Oxycodone and Fentanyl are the most abused drugs by over 100,000 medical practitioners and this is according to the UK Today newspaper.
The attribute that makes addiction among doctors and nurses unique is their access to the drugs.
The percentage of professionals within the medical fraternity suffering from addictions can possibly be high. However, this group also has an exceptional rate of recovery when they decide to get the treatment needed.
It is not easy to identify alcohol or drug dependency in medical professionals because of their ability to behave more or less normally. This implies that they will conveniently satisfy their addiction for a long time, manage their profession and family, without anybody realizing they are addicts.
Please give us a call now on 0800 246 1509, if you are an addicted medical practitioner who seeks recovery.
Some of the factors that show a medical practitioner is addicted include:
Physicians and nurses have specific area of duty that makes them more prone addictive drugs unlike employees of other fields. One common reason that has been noticed among medical professionals is the temptation to use substance such as oxycodone and fentanyl because of the easy access they have to these powerful substances. Some can be attributed to their understanding of the effects of specific drugs and how they think it would help them with any current predicaments.
Doctors are expected to make choices of victimized patients in order to facilitate their recovery, coupled with their unplanned extended work period. Instances of regrettable and depressing situations where they may blame themselves fully or partially about it also contributes to their substance abuse.

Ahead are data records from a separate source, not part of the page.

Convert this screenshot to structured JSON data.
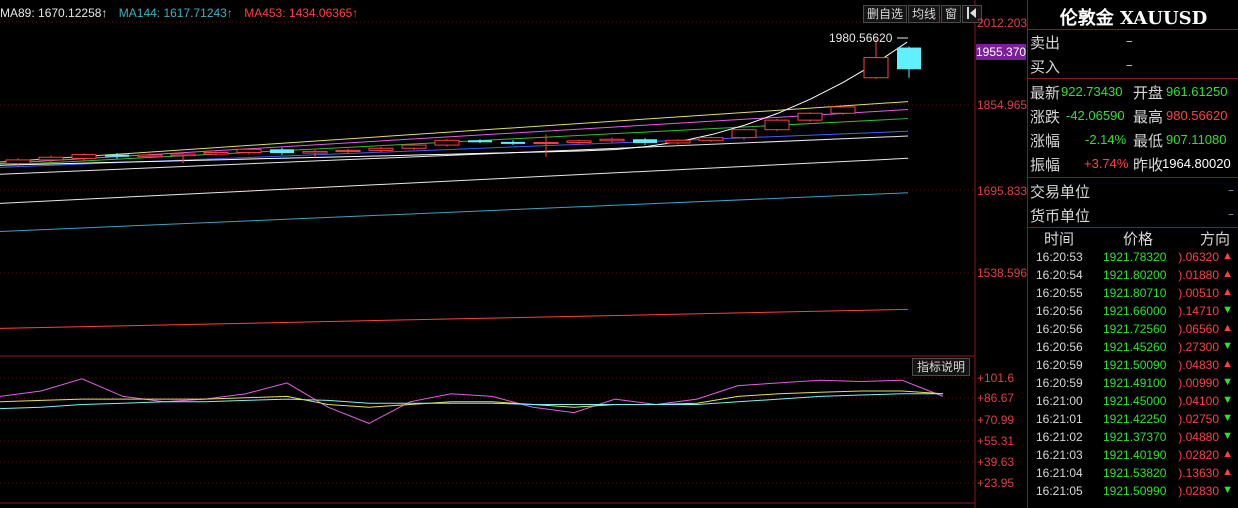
{
  "ma_legend": [
    {
      "text": "MA89: 1670.12258↑",
      "color": "#e8e8e8"
    },
    {
      "text": "MA144: 1617.71243↑",
      "color": "#40b0c0"
    },
    {
      "text": "MA453: 1434.06365↑",
      "color": "#ff4040"
    }
  ],
  "toolbar": {
    "delete_label": "删自选",
    "ma_label": "均线",
    "window_label": "窗",
    "toggle_icon": "panel-toggle-icon"
  },
  "y_axis": {
    "labels": [
      "2012.203",
      "1854.965",
      "1695.833",
      "1538.596"
    ],
    "current_price": "1955.370",
    "high_annotation": "1980.56620"
  },
  "indicator": {
    "button_label": "指标说明",
    "labels": [
      "+101.6",
      "+86.67",
      "+70.99",
      "+55.31",
      "+39.63",
      "+23.95"
    ]
  },
  "panel": {
    "title": "伦敦金 XAUUSD",
    "sell_label": "卖出",
    "sell_value": "–",
    "buy_label": "买入",
    "buy_value": "–",
    "latest_label": "最新",
    "latest_value": "922.73430",
    "open_label": "开盘",
    "open_value": "961.61250",
    "change_label": "涨跌",
    "change_value": "-42.06590",
    "high_label": "最高",
    "high_value": "980.56620",
    "pct_label": "涨幅",
    "pct_value": "-2.14%",
    "low_label": "最低",
    "low_value": "907.11080",
    "amp_label": "振幅",
    "amp_value": "+3.74%",
    "prev_label": "昨收",
    "prev_value": "1964.80020",
    "unit_label": "交易单位",
    "unit_value": "–",
    "currency_label": "货币单位",
    "currency_value": "–",
    "table_headers": [
      "时间",
      "价格",
      "方向"
    ],
    "ticks": [
      {
        "time": "16:20:53",
        "price": "1921.78320",
        "change": ").06320",
        "dir": "up"
      },
      {
        "time": "16:20:54",
        "price": "1921.80200",
        "change": ").01880",
        "dir": "up"
      },
      {
        "time": "16:20:55",
        "price": "1921.80710",
        "change": ").00510",
        "dir": "up"
      },
      {
        "time": "16:20:56",
        "price": "1921.66000",
        "change": ").14710",
        "dir": "down"
      },
      {
        "time": "16:20:56",
        "price": "1921.72560",
        "change": ").06560",
        "dir": "up"
      },
      {
        "time": "16:20:56",
        "price": "1921.45260",
        "change": ").27300",
        "dir": "down"
      },
      {
        "time": "16:20:59",
        "price": "1921.50090",
        "change": ").04830",
        "dir": "up"
      },
      {
        "time": "16:20:59",
        "price": "1921.49100",
        "change": ").00990",
        "dir": "down"
      },
      {
        "time": "16:21:00",
        "price": "1921.45000",
        "change": ").04100",
        "dir": "down"
      },
      {
        "time": "16:21:01",
        "price": "1921.42250",
        "change": ").02750",
        "dir": "down"
      },
      {
        "time": "16:21:02",
        "price": "1921.37370",
        "change": ").04880",
        "dir": "down"
      },
      {
        "time": "16:21:03",
        "price": "1921.40190",
        "change": ").02820",
        "dir": "up"
      },
      {
        "time": "16:21:04",
        "price": "1921.53820",
        "change": ").13630",
        "dir": "up"
      },
      {
        "time": "16:21:05",
        "price": "1921.50990",
        "change": ").02830",
        "dir": "down"
      }
    ]
  },
  "colors": {
    "up": "#ff4040",
    "down": "#30e030",
    "border": "#8a1a1a",
    "cur_bg": "#7a1f9a",
    "cyan": "#60f0ff"
  },
  "candles": [
    {
      "o": 1745,
      "c": 1752,
      "h": 1755,
      "l": 1740
    },
    {
      "o": 1752,
      "c": 1757,
      "h": 1760,
      "l": 1748
    },
    {
      "o": 1755,
      "c": 1762,
      "h": 1764,
      "l": 1750
    },
    {
      "o": 1762,
      "c": 1758,
      "h": 1765,
      "l": 1754
    },
    {
      "o": 1758,
      "c": 1761,
      "h": 1764,
      "l": 1755
    },
    {
      "o": 1760,
      "c": 1763,
      "h": 1766,
      "l": 1746
    },
    {
      "o": 1763,
      "c": 1766,
      "h": 1769,
      "l": 1760
    },
    {
      "o": 1766,
      "c": 1772,
      "h": 1774,
      "l": 1762
    },
    {
      "o": 1772,
      "c": 1765,
      "h": 1775,
      "l": 1761
    },
    {
      "o": 1765,
      "c": 1768,
      "h": 1771,
      "l": 1756
    },
    {
      "o": 1768,
      "c": 1770,
      "h": 1773,
      "l": 1765
    },
    {
      "o": 1770,
      "c": 1774,
      "h": 1776,
      "l": 1767
    },
    {
      "o": 1774,
      "c": 1780,
      "h": 1782,
      "l": 1771
    },
    {
      "o": 1780,
      "c": 1789,
      "h": 1791,
      "l": 1777
    },
    {
      "o": 1789,
      "c": 1786,
      "h": 1791,
      "l": 1784
    },
    {
      "o": 1786,
      "c": 1783,
      "h": 1789,
      "l": 1780
    },
    {
      "o": 1783,
      "c": 1785,
      "h": 1800,
      "l": 1758
    },
    {
      "o": 1785,
      "c": 1788,
      "h": 1790,
      "l": 1781
    },
    {
      "o": 1788,
      "c": 1791,
      "h": 1794,
      "l": 1785
    },
    {
      "o": 1791,
      "c": 1784,
      "h": 1793,
      "l": 1780
    },
    {
      "o": 1784,
      "c": 1789,
      "h": 1791,
      "l": 1781
    },
    {
      "o": 1789,
      "c": 1794,
      "h": 1796,
      "l": 1786
    },
    {
      "o": 1794,
      "c": 1809,
      "h": 1811,
      "l": 1790
    },
    {
      "o": 1809,
      "c": 1827,
      "h": 1829,
      "l": 1806
    },
    {
      "o": 1827,
      "c": 1840,
      "h": 1842,
      "l": 1824
    },
    {
      "o": 1840,
      "c": 1852,
      "h": 1855,
      "l": 1837
    },
    {
      "o": 1907,
      "c": 1945,
      "h": 1980,
      "l": 1905
    },
    {
      "o": 1964,
      "c": 1923,
      "h": 1966,
      "l": 1907
    }
  ]
}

It's common for physicians who are addicted to make mistakes while working, or abandon patient's treatment, unlike the other healthy physicians. They can end up prescribing the wrong medicine or miss important work that may compromise the life of a patient.

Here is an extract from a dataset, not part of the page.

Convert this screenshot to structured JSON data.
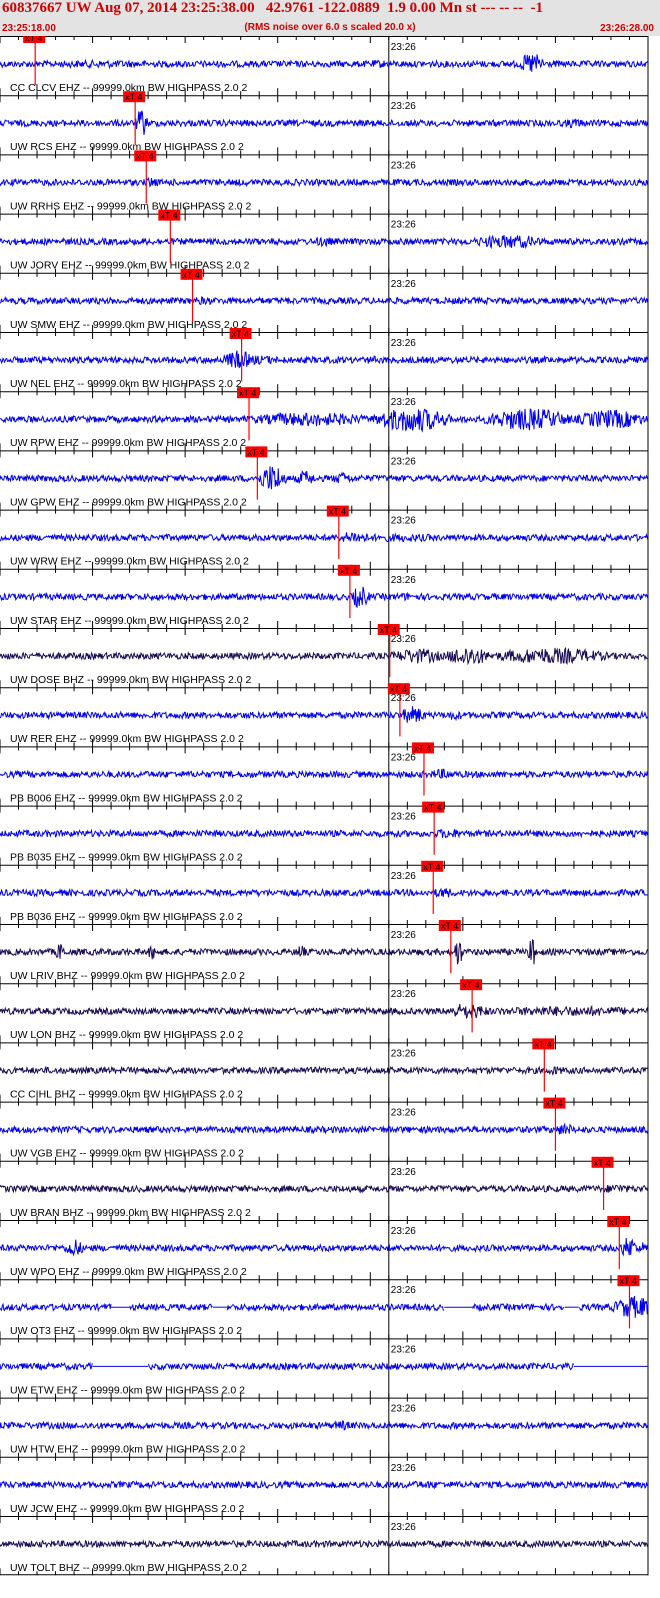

They are putting their health at risk and even exposing the patients to greater risks. These cravings are easily curbed during the early stage of the illness, although it's always difficult for doctors to admit they are under drug dependence. This can result in paying attention to vital symptoms in patients, reducing the rate of errors and mistakes during the job.
Doctors and nurses are working in a profession that is highly regarded and respected. However, they are certainly not immune to addictions. The good news is, doctor and nurses have treatment scheme specially meant for their recovery.
You can still keep your job as you continue treatment for your addiction and this is a program that is working on some states in the UK. These programs have been developed to provide the help and guidance needed by medical professionals through their recovery and to provide methods that can help to avoid the triggers after they are back within their workplace.
Aspects That Are Addressed By Addiction Treatment For Medical Professionals Will Include:
Medical professionals can definitely remain optimistic of their recovery because they are contributing to a higher average among addicts within the subject of maintaining sobriety after treatment. They can always get the help in recovery even from their fellow staff members and this aids in their quick recovery. They provide a more personalized and well-targeted care to address the very reason of the abuse thereby effectively guiding the patient.